By Gustavo Palencia
TEGUCIGALPA (Reuters) - More than 20 police officers assigned to the U.S. embassy in Honduras have been suspended pending an investigation into their alleged involvement in skimming part of $12.5 million seized in a drug cartel bust, a government spokesman said on Monday.
The 21 members of an elite unit were involved in an anti-drug raid in October in which police seized $12.5 million, of which $1.3 million went missing.
The money was found in October in 19 plastic bags buried in a mountainous region in western Honduras during an operation that led to the capture of Miguel Valle Valle, the head of the powerful Valle Valle cartel, who was extradited to the United States in December.
"Twenty-one agents of a special police unit who were assigned to the U.S. embassy have been suspended and put under investigation for their suspected involvement in the disappearance of the seized Valle Valle money," security ministry spokesman Leonel Sauceda told Reuters.
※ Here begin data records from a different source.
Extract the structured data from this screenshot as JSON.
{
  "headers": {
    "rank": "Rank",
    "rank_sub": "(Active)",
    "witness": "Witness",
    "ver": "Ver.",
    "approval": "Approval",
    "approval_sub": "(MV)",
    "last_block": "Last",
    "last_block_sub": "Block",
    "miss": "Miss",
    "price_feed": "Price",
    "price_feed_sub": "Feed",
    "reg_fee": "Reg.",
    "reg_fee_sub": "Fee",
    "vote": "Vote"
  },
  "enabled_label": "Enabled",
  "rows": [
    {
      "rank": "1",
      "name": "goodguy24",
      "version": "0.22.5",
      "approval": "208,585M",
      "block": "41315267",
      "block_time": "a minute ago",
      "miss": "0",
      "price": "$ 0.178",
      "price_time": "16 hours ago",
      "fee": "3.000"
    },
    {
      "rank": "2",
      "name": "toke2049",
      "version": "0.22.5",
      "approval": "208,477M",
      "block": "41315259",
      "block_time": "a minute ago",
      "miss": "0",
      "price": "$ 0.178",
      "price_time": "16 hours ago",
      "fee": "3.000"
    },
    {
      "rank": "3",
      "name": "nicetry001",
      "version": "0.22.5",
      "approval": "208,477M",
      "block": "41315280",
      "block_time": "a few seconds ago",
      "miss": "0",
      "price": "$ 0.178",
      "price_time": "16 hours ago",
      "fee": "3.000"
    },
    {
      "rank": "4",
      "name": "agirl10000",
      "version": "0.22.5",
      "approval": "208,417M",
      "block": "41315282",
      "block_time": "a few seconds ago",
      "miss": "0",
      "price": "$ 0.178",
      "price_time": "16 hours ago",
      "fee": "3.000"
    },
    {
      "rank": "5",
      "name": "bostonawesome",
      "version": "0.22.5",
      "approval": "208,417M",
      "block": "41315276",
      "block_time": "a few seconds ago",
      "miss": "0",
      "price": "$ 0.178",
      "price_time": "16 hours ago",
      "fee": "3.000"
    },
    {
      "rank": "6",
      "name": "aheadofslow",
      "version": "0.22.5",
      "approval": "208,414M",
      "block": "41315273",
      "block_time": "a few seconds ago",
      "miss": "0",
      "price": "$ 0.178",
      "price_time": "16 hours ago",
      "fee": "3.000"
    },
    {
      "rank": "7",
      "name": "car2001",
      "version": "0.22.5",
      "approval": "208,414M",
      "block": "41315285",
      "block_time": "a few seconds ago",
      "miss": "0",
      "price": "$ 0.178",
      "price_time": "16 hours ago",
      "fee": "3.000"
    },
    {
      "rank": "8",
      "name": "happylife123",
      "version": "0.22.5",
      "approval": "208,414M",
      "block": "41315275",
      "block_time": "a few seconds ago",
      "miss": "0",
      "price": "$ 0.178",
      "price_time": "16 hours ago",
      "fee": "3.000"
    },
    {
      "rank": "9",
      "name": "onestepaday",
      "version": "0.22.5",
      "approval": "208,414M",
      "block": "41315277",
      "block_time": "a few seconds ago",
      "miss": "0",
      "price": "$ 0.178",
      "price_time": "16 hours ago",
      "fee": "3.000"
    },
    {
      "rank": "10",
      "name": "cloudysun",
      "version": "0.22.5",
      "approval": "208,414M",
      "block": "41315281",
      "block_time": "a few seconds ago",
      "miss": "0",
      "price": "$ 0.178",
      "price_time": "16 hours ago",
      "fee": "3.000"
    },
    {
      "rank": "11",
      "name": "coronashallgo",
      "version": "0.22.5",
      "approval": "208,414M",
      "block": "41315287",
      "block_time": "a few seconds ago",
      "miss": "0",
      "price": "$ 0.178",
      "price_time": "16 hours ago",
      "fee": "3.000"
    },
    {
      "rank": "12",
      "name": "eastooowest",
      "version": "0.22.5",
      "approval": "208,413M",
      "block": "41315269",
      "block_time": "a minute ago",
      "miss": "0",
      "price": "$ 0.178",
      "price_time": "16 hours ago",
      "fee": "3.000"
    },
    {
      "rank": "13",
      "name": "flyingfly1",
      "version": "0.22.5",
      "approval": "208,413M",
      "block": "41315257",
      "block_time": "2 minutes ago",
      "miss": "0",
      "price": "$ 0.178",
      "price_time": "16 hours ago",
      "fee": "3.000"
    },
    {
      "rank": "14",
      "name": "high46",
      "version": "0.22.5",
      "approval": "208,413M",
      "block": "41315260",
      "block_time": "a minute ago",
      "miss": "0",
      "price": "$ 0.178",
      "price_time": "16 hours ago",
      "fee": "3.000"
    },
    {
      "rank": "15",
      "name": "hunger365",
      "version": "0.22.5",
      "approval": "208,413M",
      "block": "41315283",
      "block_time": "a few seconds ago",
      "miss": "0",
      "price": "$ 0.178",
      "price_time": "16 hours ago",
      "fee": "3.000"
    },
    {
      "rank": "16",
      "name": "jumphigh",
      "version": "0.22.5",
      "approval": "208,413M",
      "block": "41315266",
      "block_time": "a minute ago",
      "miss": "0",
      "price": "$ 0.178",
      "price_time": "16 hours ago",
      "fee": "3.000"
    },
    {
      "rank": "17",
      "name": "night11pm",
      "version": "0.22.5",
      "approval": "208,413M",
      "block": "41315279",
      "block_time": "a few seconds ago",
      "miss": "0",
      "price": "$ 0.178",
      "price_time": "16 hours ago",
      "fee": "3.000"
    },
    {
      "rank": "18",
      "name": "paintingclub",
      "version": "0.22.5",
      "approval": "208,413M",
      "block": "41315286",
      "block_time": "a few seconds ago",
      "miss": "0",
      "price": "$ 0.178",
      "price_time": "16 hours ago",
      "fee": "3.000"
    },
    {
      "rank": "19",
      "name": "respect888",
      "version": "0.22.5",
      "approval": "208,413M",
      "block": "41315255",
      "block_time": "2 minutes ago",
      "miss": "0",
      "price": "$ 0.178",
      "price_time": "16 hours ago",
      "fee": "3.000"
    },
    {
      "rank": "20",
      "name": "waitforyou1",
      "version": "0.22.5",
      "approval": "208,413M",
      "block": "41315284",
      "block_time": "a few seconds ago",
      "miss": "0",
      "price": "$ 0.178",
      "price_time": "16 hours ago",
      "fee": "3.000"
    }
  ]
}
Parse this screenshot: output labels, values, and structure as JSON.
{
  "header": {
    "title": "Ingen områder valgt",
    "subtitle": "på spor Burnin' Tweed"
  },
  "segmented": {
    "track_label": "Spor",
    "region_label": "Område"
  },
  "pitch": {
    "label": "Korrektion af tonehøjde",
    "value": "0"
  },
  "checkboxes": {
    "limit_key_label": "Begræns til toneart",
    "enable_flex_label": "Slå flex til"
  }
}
A spokesman for the U.S. mission in Tegucigalpa said the embassy was closed for Presidents day, a U.S. holiday, and had no immediate information to give.
The police force in Honduras, the country with the world's highest murder rate, is widely seen as corrupt and has been accused of extra-judicial killings.
Violence has increased in Honduras since a 2009 coup destabilized the country, allowing Mexican drug cartels to expand into the coffee-growing nation, receiving planeloads of South American cocaine along the country's Caribbean coastline.